I just talked about Dell's views of the future according to this article. Here is Hewlett-Packards take on the future:
Lampman, head of HP's research group, said that managing data centers is one of the company's main initiatives over the next five years. Beyond individual machines, data center management includes software, energy consumption and labor.
This is very, very canny move and could be quite a lucrative business for HP. I think data storage will one of the most important challenges to computing in the next 5 years. People are taking more pictures, making more movies, and downloading more worthless crap then ever before. Where are they going to store all of those files?
Some people will store them on the hard drives or maybe cut them to HD-DVDs. While others will move their crap to offsite storage at a data center. This will be especially important when people start downloading HD-DVD movie content. Those files will fill up even the biggest hard-drives in no time flat. So offsite is one of the only places to amass a very big library that you can take anywhere there is a next generation superfast broadband connection. The idea of all of your data available anytime, anywhere on any form of media (PC, TV, IPod etc.) is the Holy Grail of Consumer Electronics.
This is just the consumer side of the coin. The corporate side will dwarf this all-together. With Sarbanes-Oxley, companies have to hold on to more piles of useless, redundant crap then ever before. They cannot hope to have all this stuff stored cheaply and easily in-house and will have to rely on data centers to hold onto this info. The electrical power savings alone of keeping data at a data center and not at the home office will be massive for some companies. This is also great for disaster preparedness and productivity since you will be able to access all of your data at any time from anyplace in the world through that super-fast broadband connection.

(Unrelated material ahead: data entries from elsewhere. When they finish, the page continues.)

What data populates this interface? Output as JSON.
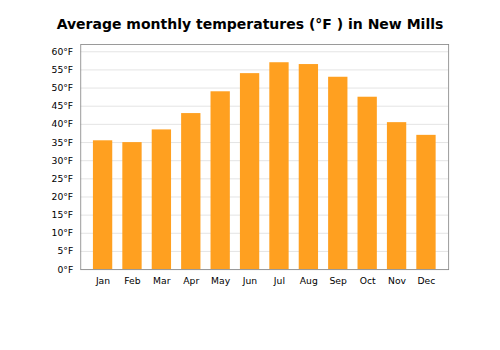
{
  "chart_data": {
    "type": "bar",
    "title": "Average monthly temperatures (°F ) in New Mills",
    "categories": [
      "Jan",
      "Feb",
      "Mar",
      "Apr",
      "May",
      "Jun",
      "Jul",
      "Aug",
      "Sep",
      "Oct",
      "Nov",
      "Dec"
    ],
    "values": [
      35.5,
      35.0,
      38.5,
      43.0,
      49.0,
      54.0,
      57.0,
      56.5,
      53.0,
      47.5,
      40.5,
      37.0
    ],
    "color": "#FFA020",
    "ylim": [
      0,
      62
    ],
    "yticks": [
      {
        "value": 0,
        "label": "0°F"
      },
      {
        "value": 5,
        "label": "5°F"
      },
      {
        "value": 10,
        "label": "10°F"
      },
      {
        "value": 15,
        "label": "15°F"
      },
      {
        "value": 20,
        "label": "20°F"
      },
      {
        "value": 25,
        "label": "25°F"
      },
      {
        "value": 30,
        "label": "30°F"
      },
      {
        "value": 35,
        "label": "35°F"
      },
      {
        "value": 40,
        "label": "40°F"
      },
      {
        "value": 45,
        "label": "45°F"
      },
      {
        "value": 50,
        "label": "50°F"
      },
      {
        "value": 55,
        "label": "55°F"
      },
      {
        "value": 60,
        "label": "60°F"
      }
    ],
    "grid": true
  }
}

Even HPs recent acquisions will tie into this idea of the need to store peoples crap:
Far beyond its history as a device maker, Lampman also said that its online photography business Snapfish.com, which HP acquired last year, is a prime example of how the company wants to expand its printing business.

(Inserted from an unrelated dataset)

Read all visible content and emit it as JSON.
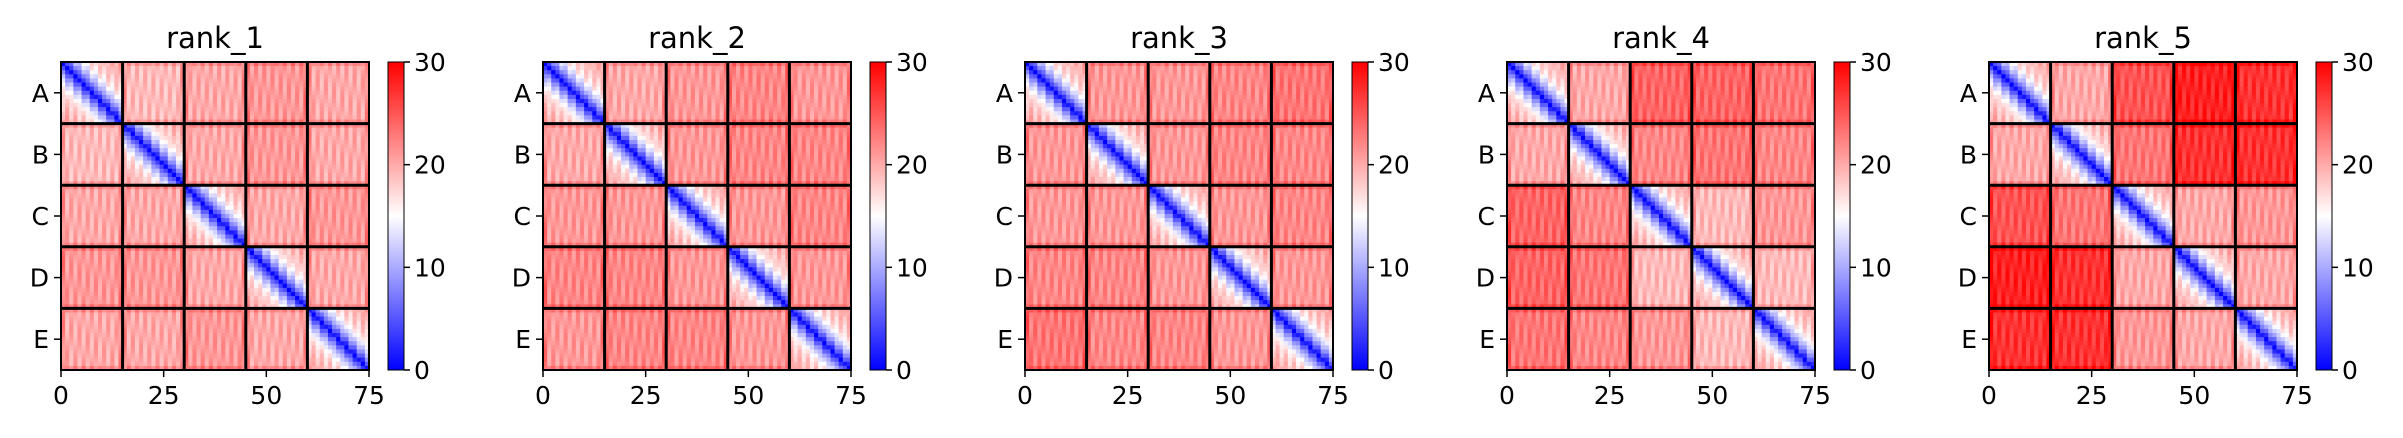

"Snapfish is a real force," Lampman said describing the expectations executives have in the new unit that competes with Yahoo's Flickr and many other Web-based digital photo printing and storage services.
Yup the consumer will be able to snap the photos on a wireless enabled digital camera, upload them to an HP run data center, and then jump onto a network enabled kiosk and print out the photo using an HP printer. This idea will also allow grandparents to go to a kiosk at their local Best Buy to make prints of their grandson falling off of his bike 2000 miles away without any need for a PC, a home network connection, a memory card, or anything more then a user name and password.
They could even streamline the picture taking process to make it so as soon as you snap a picture it will immediately store the data at an HP run data center. You could even set it to print out on your network enabled home printer as soon as you hit a button on the camera from the other side of the world. You won't ever have a need for a bunch of memory cards piled up in your camera bag ready to get lost somewhere. Now that is looking ahead.